Ein legendäres Lichtschwert aus der weltberühmten Star Wars-Reihe hat bei einer Auktion in Los Angeles einen neuen Rekord aufgestellt. Wie das Auktionshaus Propstore Auction mitteilte, wechselte die Requisite für 3,65 Millionen US-Dollar inklusive Gebühren – umgerechnet mehr als drei Millionen Euro – den Besitzer. Damit gilt es nun offiziell als teuerste jemals versteigerte „Star Wars“-Requisite.
Kultobjekt der Filmgeschichte
Das Lichtschwert gehört zu den ikonischsten Requisiten der Kinogeschichte. Seit dem Start der Star Wars-Saga in den 1970er-Jahren ist es weit mehr als nur ein Filmgegenstand – es gilt als Symbol für die gesamte Saga und ist ein fester Bestandteil der Popkultur. Sammler weltweit sehen in solchen Objekten nicht nur nostalgische Erinnerungsstücke, sondern auch einzigartige Kulturgüter.
Anonymer Käufer
Wer das Schwert ersteigerte, teilte das Auktionshaus nicht mit. Erfahrungsgemäß treten bei derartigen Auktionen meist private Sammler, wohlhabende Fans oder Investoren auf, die in seltene Stücke der Filmgeschichte investieren.

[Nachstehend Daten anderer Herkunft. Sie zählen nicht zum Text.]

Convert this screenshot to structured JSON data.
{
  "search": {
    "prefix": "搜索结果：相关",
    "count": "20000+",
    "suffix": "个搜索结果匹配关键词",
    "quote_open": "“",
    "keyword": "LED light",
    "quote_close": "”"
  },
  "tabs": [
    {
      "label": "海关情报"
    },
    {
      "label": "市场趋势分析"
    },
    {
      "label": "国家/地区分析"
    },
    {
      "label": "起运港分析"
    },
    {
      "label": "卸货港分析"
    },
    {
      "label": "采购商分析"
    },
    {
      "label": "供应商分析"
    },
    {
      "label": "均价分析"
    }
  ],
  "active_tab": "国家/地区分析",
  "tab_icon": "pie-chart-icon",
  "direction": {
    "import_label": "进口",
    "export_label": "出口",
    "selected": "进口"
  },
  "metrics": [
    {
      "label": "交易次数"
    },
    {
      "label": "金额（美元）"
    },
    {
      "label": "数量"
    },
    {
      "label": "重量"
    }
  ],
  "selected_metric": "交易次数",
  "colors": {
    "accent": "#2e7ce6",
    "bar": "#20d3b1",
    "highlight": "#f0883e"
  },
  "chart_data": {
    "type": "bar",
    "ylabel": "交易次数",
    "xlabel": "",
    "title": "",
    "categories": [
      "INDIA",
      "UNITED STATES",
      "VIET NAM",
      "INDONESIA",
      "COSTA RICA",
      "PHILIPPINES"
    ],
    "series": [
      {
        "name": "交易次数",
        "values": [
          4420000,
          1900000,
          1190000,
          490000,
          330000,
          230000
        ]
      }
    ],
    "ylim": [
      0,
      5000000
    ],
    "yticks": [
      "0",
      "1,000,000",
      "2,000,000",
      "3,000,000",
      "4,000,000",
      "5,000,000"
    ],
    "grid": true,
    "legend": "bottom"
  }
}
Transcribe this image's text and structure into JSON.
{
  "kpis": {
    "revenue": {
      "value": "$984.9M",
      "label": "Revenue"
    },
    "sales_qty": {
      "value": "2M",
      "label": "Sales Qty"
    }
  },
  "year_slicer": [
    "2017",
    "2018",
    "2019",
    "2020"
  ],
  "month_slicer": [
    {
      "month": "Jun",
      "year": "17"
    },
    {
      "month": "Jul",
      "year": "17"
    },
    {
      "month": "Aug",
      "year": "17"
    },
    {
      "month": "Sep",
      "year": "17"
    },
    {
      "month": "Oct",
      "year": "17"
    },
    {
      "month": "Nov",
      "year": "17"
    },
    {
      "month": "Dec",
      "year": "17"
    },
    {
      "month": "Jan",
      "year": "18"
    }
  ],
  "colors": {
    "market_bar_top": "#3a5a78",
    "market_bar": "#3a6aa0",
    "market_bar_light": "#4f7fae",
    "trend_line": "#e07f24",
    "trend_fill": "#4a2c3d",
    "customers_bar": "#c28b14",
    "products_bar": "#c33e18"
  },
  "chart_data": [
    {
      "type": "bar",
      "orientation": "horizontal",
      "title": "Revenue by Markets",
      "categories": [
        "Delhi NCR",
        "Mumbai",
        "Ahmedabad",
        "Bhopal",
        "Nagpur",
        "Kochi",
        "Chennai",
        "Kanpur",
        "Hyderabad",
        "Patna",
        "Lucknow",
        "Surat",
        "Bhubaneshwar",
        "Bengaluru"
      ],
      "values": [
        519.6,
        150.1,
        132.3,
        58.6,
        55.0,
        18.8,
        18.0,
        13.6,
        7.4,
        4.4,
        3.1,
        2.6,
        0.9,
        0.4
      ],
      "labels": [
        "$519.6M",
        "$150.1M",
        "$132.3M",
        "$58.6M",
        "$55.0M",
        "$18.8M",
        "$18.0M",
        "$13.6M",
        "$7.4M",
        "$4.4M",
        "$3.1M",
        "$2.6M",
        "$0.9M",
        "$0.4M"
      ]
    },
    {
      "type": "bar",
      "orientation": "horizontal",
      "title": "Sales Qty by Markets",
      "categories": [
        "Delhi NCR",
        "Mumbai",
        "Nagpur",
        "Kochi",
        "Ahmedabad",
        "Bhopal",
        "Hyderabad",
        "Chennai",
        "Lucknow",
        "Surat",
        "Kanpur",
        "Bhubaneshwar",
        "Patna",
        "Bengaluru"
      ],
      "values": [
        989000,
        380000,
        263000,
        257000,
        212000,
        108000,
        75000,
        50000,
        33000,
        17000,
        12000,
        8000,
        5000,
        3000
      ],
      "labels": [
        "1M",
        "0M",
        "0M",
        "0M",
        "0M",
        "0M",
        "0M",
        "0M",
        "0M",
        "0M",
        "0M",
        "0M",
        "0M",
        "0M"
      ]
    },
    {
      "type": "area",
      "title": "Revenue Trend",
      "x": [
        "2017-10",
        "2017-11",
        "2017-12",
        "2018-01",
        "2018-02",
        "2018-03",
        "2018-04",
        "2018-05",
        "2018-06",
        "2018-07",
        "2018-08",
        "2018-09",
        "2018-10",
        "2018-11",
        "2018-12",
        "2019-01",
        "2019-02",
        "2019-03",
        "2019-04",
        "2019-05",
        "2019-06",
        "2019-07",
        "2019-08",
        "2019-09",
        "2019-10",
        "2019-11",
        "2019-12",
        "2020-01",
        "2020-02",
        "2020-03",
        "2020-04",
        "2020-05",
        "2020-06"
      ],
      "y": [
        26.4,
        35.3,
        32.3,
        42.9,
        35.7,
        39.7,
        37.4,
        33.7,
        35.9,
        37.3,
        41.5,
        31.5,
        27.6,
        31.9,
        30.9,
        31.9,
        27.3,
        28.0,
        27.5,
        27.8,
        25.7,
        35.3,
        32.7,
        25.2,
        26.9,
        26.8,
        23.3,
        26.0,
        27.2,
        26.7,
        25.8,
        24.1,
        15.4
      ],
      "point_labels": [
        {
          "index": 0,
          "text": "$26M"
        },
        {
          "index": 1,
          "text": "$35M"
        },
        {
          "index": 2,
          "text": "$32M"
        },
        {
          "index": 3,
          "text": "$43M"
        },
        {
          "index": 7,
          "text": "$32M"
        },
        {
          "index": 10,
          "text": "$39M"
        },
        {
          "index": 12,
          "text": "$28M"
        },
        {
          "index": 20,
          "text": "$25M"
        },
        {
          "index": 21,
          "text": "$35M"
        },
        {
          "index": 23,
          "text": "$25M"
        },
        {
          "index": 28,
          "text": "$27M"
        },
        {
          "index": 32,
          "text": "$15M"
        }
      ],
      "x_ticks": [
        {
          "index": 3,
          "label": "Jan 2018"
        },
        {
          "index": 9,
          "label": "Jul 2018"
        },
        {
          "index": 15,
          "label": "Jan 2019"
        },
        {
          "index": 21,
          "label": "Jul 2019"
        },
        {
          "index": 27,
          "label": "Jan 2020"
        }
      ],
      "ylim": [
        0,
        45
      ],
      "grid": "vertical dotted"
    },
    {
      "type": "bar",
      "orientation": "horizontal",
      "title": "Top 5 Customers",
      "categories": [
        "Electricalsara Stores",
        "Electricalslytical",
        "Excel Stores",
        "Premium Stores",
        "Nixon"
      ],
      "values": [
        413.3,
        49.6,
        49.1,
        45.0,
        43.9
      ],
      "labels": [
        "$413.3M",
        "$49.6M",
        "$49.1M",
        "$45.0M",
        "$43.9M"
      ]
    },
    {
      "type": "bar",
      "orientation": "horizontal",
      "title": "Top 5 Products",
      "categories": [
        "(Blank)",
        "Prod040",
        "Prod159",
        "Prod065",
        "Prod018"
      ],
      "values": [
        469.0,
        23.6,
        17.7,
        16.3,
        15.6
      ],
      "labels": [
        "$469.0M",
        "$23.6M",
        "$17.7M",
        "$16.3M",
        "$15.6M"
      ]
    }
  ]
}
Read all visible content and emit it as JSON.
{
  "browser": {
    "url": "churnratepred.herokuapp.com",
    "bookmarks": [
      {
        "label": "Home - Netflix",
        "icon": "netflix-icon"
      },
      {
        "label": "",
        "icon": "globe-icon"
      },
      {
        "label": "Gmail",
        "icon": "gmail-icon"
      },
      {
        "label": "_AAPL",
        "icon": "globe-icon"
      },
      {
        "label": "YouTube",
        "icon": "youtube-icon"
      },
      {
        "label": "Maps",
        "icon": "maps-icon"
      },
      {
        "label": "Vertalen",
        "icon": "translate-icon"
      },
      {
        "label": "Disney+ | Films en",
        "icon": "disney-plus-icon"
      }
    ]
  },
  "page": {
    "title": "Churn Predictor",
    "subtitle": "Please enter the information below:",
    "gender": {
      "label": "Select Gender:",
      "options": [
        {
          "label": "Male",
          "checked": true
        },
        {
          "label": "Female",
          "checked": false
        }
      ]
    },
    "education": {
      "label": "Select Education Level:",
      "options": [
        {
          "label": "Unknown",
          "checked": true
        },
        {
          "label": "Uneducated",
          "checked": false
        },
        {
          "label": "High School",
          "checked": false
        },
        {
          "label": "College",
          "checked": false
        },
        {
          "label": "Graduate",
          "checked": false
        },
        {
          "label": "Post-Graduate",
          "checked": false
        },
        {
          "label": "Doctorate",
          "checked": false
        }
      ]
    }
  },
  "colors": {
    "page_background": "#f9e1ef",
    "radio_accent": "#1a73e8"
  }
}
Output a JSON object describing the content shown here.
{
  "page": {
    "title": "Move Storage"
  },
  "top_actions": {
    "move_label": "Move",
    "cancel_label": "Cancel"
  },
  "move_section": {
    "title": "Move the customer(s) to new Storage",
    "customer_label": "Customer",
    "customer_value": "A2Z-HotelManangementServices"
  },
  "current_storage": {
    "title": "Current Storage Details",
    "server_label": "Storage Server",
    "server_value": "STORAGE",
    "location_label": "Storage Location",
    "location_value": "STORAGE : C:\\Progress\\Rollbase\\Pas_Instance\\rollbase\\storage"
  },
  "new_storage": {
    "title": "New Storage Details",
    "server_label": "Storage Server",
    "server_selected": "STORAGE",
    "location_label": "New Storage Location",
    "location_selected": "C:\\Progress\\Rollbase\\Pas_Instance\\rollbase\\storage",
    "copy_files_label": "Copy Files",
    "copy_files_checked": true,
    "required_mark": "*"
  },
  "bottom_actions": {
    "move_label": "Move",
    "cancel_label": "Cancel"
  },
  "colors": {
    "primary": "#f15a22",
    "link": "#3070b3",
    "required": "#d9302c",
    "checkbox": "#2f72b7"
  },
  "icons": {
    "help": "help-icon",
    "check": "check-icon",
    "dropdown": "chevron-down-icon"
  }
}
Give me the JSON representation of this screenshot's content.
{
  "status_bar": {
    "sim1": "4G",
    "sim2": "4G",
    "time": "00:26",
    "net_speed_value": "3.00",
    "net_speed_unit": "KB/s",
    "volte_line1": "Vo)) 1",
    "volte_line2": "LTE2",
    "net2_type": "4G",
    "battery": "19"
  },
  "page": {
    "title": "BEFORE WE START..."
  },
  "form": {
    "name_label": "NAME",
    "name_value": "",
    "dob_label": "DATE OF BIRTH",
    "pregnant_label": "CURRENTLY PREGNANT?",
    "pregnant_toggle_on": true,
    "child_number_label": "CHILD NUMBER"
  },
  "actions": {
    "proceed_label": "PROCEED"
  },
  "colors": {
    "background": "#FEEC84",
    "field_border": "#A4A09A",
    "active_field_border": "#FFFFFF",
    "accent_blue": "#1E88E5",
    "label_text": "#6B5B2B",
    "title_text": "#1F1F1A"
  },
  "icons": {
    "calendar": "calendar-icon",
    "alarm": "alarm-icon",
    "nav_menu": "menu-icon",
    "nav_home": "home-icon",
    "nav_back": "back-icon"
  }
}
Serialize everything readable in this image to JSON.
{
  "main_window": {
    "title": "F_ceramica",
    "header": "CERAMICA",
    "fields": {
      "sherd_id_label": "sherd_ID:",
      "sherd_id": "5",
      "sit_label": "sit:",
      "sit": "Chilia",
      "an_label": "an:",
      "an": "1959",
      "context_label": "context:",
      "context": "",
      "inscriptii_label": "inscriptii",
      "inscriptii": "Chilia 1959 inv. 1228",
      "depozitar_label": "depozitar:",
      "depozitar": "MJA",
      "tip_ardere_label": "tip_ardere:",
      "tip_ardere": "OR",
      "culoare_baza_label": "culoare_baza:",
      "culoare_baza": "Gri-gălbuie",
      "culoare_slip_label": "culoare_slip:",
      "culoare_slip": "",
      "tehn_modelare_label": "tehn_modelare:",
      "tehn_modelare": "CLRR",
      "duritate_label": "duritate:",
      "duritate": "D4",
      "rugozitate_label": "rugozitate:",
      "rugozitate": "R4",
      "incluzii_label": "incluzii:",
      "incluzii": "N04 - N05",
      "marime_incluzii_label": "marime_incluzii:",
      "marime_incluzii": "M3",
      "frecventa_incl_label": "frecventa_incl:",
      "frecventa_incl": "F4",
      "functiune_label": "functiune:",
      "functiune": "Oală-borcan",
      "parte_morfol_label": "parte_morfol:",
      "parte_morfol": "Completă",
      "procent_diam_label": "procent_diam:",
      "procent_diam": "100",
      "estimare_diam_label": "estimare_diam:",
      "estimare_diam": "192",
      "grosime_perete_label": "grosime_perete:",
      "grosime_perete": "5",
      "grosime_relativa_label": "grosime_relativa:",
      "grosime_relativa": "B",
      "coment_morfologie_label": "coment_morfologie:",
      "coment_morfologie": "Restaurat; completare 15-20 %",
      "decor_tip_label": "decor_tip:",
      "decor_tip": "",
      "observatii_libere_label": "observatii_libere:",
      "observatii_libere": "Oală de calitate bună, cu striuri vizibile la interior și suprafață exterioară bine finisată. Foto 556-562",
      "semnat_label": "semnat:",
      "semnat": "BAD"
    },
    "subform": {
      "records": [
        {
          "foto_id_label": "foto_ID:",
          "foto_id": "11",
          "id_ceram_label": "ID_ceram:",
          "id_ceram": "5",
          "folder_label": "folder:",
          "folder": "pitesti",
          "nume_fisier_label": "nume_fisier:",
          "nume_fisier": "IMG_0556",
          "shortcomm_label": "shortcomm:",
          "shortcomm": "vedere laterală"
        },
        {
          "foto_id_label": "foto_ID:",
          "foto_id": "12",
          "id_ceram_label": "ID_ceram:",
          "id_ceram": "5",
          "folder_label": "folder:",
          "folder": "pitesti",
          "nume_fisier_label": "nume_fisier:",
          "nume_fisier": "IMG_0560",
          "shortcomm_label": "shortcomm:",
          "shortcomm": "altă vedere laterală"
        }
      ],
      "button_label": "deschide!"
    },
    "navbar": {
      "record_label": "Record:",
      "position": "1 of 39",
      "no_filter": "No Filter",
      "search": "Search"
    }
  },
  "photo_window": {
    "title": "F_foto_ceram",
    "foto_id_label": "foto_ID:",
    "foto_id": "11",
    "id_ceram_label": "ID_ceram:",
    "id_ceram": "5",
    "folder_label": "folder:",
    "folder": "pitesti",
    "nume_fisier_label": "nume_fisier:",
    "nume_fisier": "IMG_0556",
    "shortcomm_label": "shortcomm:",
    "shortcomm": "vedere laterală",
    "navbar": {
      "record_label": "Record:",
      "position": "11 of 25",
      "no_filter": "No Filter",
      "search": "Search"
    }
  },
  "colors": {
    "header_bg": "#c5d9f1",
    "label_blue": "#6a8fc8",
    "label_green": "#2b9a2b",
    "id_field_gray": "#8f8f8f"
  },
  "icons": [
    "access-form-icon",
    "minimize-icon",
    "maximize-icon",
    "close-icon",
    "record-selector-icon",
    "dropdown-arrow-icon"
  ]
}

In manchen Fällen erwerben auch Museen oder Stiftungen solche Objekte, um sie öffentlich auszustellen.
Markt für Filmrequisiten wächst
In den vergangenen Jahren ist die Nachfrage nach Filmrequisiten und Memorabilia stark gestiegen. Gerade Stücke aus international bekannten Produktionen wie Star Wars, Harry Potter oder Herr der Ringe erzielen regelmäßig hohe Summen. Je ikonischer das Objekt und je enger es mit der Handlung oder einem zentralen Charakter verknüpft ist, desto größer die Chancen auf Spitzenpreise.
Historischer Vergleich
Schon in der Vergangenheit erzielten einzelne Star Wars-Objekte beachtliche Ergebnisse: Helme von Sturmtrupplern, Kostüme von Hauptfiguren oder auch Original-Drehbücher gingen für mehrere hunderttausend Dollar an neue Besitzer. Das nun versteigerte Lichtschwert hebt die Preismarke jedoch auf ein völlig neues Niveau und könnte die Preise für künftige Auktionen weiter anheizen.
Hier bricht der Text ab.